While the guys tried to get his computer online, I made the mistake of using the bathroom. Based on the ring of grime around the tub, I concluded that it hadn’t been cleaned in this decade. Perhaps it was my preoccupation with dirt that contributed to me somehow locking myself in.
“How did you get in there?” my husband said when he heard me rattling the door handle.”
“The usual way.” I wasn’t sure how else to respond.
“Push the lock button in hard while turning it,” Andrew called, having experienced a similar problem in last year’s unit.
“Oh,” said my husband, looking past me when I managed to open the door. “I thought you were in one of the other bedrooms.”
I didn’t ask why he thought I had broken into another student’s room and closed the door behind me. Instead I announced that I had found a bottle of Pine-Sol and a cloth under the sink and was going to attempt some cleaning. No one responded.

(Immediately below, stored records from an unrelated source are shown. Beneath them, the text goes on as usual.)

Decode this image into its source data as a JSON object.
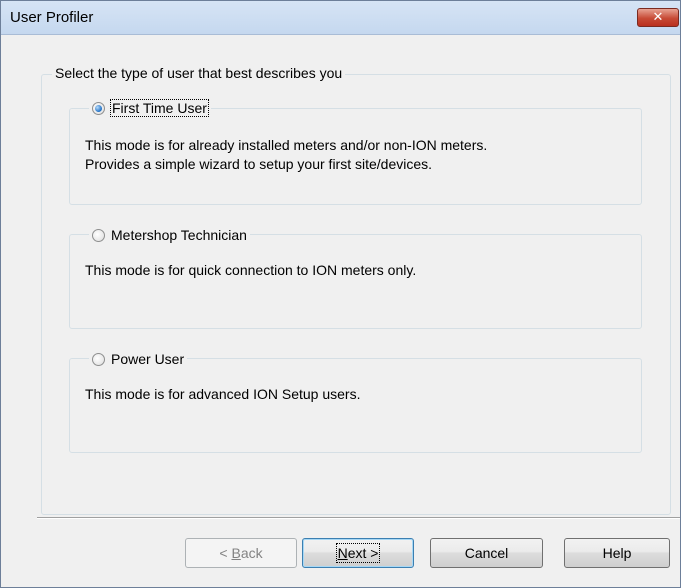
{
  "window": {
    "title": "User Profiler",
    "close_glyph": "✕"
  },
  "group": {
    "label": "Select the type of user that best describes you"
  },
  "options": [
    {
      "label": "First Time User",
      "checked": true,
      "desc_line1": "This mode is for already installed meters and/or non-ION meters.",
      "desc_line2": "Provides a simple wizard to setup your first site/devices."
    },
    {
      "label": "Metershop Technician",
      "checked": false,
      "desc_line1": "This mode is for quick connection to ION meters only."
    },
    {
      "label": "Power User",
      "checked": false,
      "desc_line1": "This mode is for advanced ION Setup users."
    }
  ],
  "buttons": {
    "back_pre": "< ",
    "back_key": "B",
    "back_rest": "ack",
    "back_enabled": false,
    "next_key": "N",
    "next_rest": "ext >",
    "cancel": "Cancel",
    "help": "Help"
  },
  "icons": {
    "close": "close-icon",
    "radio": "radio-icon"
  },
  "colors": {
    "title_bar": "#d6e4f5",
    "close_button": "#c74a35",
    "radio_selected": "#1e6fc4",
    "dialog_bg": "#f0f0f0"
  }
}
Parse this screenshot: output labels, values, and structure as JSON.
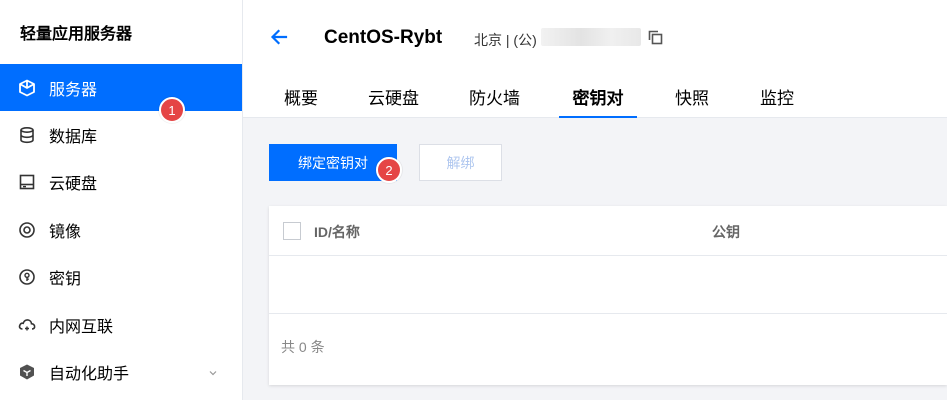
{
  "sidebar": {
    "title": "轻量应用服务器",
    "items": [
      {
        "label": "服务器",
        "icon": "cube-icon",
        "active": true
      },
      {
        "label": "数据库",
        "icon": "database-icon"
      },
      {
        "label": "云硬盘",
        "icon": "disk-icon"
      },
      {
        "label": "镜像",
        "icon": "image-icon"
      },
      {
        "label": "密钥",
        "icon": "key-icon"
      },
      {
        "label": "内网互联",
        "icon": "link-icon"
      },
      {
        "label": "自动化助手",
        "icon": "automation-icon"
      }
    ]
  },
  "annotations": {
    "badge1": "1",
    "badge2": "2"
  },
  "header": {
    "server_name": "CentOS-Rybt",
    "region": "北京 | (公)"
  },
  "tabs": [
    {
      "label": "概要"
    },
    {
      "label": "云硬盘"
    },
    {
      "label": "防火墙"
    },
    {
      "label": "密钥对",
      "active": true
    },
    {
      "label": "快照"
    },
    {
      "label": "监控"
    }
  ],
  "toolbar": {
    "bind_label": "绑定密钥对",
    "unbind_label": "解绑"
  },
  "table": {
    "columns": [
      "ID/名称",
      "公钥"
    ],
    "rows": [],
    "footer": "共 0 条"
  },
  "colors": {
    "accent": "#006eff",
    "badge": "#e54545"
  }
}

Fifteen minutes later I emerged, pushing damp hair off my face. “The bathroom was filthy but I’ve managed to make it cleaner.”
Andrew gave me a strange look. “I could have called someone to deal with that.”
“Come home with us for tonight,” I said as we were leaving but he had more work to do on his essays and wanted to stay put. We dropped him off at the office to inquire about the internet issue. On the way back to Hamilton I texted my parents, who had offered to help with the move. “Feel like going for a drive tomorrow? We forgot some things.”
“He said he slept with his coat on last night,” my mother told me on the phone Sunday evening.
“Incentive for him to remember to pack a blanket next time,” I thought.
“And there was an empty potato chip bag, which I think was Saturday’s supper. We took him out for lunch; he seemed really hungry.”
Meals are tough when you’re alone, without dishes, on a deserted campus. Thank goodness for grandparents.